The test was pretty simple. We connected the WAN port of the UTM device to
the Internet with a public IP, ran Nessus and then the DOS attack, sitting on a
machine connected to the Internet from a different gateway.
To interpret the results, we counted the numbers of warnings, and issues
discovered by Nessus. And for the DOS attack we checked whether the device was
able to log and drop the attack or not.

IDS/IPS tests
To test the IDS/IPS functionality, we focused on the capability of the
device to detect internal attacks, or attacks that are generated from a
trusted/private network.
To test this we ran an ARP spoofing tool on the IP address of the public port
of the device (the IP which is used as the gateway address for the network), and
we tried to check what exactly the device does to prevent such kind of attacks.

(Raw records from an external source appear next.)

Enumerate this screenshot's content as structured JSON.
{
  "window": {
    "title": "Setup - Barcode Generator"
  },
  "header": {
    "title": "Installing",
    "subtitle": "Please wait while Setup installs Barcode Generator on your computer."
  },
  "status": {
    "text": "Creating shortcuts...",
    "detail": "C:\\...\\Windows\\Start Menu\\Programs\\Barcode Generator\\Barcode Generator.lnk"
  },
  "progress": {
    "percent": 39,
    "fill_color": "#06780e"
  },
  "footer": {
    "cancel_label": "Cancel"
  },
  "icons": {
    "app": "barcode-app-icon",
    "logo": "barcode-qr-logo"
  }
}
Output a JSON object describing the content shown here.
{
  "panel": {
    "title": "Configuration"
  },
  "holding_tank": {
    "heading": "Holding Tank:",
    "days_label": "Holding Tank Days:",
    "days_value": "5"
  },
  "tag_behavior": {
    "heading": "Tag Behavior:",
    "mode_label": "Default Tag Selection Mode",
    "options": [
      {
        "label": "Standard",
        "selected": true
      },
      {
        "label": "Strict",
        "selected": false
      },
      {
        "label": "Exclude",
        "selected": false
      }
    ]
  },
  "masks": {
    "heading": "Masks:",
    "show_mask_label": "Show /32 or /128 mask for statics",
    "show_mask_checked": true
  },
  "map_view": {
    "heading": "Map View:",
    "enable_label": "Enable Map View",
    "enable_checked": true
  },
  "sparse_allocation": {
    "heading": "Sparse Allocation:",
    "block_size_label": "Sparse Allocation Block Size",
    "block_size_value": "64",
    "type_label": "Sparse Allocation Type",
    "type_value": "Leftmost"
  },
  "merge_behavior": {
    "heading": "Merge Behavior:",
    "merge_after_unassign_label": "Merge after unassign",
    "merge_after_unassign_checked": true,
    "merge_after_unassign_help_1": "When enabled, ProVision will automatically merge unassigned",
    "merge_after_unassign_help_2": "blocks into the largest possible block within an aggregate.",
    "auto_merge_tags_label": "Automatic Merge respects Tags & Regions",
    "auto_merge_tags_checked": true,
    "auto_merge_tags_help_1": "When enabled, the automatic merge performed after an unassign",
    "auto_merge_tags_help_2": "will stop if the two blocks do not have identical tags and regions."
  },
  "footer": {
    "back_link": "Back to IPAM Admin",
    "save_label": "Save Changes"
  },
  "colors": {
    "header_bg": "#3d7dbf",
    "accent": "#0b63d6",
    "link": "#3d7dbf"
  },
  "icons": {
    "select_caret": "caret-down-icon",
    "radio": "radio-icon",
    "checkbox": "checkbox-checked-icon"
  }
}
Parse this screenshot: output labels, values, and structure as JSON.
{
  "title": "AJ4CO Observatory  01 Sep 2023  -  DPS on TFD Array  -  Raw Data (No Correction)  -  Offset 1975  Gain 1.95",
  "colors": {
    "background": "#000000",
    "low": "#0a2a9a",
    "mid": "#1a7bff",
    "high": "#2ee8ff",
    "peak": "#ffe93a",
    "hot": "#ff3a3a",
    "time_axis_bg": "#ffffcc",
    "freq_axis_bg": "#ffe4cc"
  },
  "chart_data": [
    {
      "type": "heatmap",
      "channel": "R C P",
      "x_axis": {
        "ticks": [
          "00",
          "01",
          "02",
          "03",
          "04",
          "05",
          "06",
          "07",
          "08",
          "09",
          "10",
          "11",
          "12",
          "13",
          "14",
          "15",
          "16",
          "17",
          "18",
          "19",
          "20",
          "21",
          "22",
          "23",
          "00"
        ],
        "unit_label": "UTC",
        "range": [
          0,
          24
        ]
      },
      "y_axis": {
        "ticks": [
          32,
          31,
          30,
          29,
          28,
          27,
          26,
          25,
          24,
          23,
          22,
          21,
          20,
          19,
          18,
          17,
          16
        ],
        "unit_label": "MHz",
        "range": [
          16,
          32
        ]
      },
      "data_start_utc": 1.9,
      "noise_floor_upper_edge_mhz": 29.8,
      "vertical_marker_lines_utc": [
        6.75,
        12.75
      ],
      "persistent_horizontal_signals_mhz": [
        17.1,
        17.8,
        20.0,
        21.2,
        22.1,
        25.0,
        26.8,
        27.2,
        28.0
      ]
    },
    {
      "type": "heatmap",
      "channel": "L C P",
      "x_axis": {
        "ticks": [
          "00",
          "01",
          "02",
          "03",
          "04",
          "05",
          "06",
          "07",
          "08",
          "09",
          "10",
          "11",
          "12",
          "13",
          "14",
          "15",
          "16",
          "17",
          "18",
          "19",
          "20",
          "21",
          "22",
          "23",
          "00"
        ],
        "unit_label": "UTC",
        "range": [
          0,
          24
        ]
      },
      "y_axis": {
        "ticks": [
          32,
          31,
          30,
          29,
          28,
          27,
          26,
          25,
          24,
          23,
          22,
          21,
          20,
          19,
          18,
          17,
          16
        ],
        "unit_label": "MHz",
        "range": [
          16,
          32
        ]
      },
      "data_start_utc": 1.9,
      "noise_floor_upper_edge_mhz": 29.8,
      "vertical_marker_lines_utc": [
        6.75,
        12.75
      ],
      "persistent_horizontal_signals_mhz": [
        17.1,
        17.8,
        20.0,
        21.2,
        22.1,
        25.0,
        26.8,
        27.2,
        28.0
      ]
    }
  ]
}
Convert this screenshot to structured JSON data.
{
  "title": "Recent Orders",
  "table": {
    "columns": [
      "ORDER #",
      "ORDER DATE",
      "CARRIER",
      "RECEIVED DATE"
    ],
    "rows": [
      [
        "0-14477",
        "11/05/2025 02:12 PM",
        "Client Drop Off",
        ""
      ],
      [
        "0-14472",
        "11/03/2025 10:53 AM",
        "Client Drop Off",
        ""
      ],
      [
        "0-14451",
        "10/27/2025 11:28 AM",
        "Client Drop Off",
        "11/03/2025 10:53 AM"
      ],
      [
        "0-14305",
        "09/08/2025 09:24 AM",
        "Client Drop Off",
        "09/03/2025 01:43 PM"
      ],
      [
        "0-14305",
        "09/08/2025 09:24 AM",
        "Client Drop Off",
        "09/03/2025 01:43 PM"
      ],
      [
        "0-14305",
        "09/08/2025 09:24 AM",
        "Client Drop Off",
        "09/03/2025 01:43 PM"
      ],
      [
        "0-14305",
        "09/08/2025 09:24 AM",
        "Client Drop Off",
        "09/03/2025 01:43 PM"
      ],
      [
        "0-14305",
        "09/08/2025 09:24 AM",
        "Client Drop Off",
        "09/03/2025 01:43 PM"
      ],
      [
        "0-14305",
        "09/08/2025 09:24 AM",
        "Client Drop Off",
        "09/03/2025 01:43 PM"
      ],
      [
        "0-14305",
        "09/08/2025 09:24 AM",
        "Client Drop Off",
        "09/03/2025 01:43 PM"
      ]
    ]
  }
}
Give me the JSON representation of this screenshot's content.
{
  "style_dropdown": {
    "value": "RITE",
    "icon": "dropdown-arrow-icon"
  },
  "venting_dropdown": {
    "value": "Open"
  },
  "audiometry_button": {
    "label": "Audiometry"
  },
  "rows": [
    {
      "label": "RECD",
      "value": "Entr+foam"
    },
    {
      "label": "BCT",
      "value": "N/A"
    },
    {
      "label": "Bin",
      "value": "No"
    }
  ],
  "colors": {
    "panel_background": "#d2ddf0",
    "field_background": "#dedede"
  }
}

ARP spoofing is a mechanism by which one can compromise the ARP cache of
switches, and divert all traffic intended for some other IP, to one's own IP.
This technique is also known as 'Man in the Middle Attack' or 'ARP flip-flop
attack' or 'ARP Poisoning Attack'.
We ran the tests in two modes. First, we spoofed the gateway IP and then
explicitly forwarded the data coming to the hacking machine, to the destination
gateway. And in the second mode we stopped forwarding all the data to the actual
IP.
Surprisingly, very few UTMs were able to detect and log this attack in the IP
forwarding mode. And none of them were able to prevent or take a precautionary
step.
At the same time, access to a UTM's private or gateway IP completely stopped
when we ran the test in a 'non-IP forwarding' mode. This shows that even now, a
'Man in the Middle Attack' is one of the most dangerous attacks from inside the
network and one of the stealthiest as well.
Performance
After all it comes to performance in the end. So to test and compare the
throughput from all boxes, we used a tool called QCheck. This was done by
connecting one machine to the public port of the device and another to the
private port. Then we installed QCheck on both the machines and ran it with a
packet size of 1Mb. The result was recorded in the form of throughput in Mbps.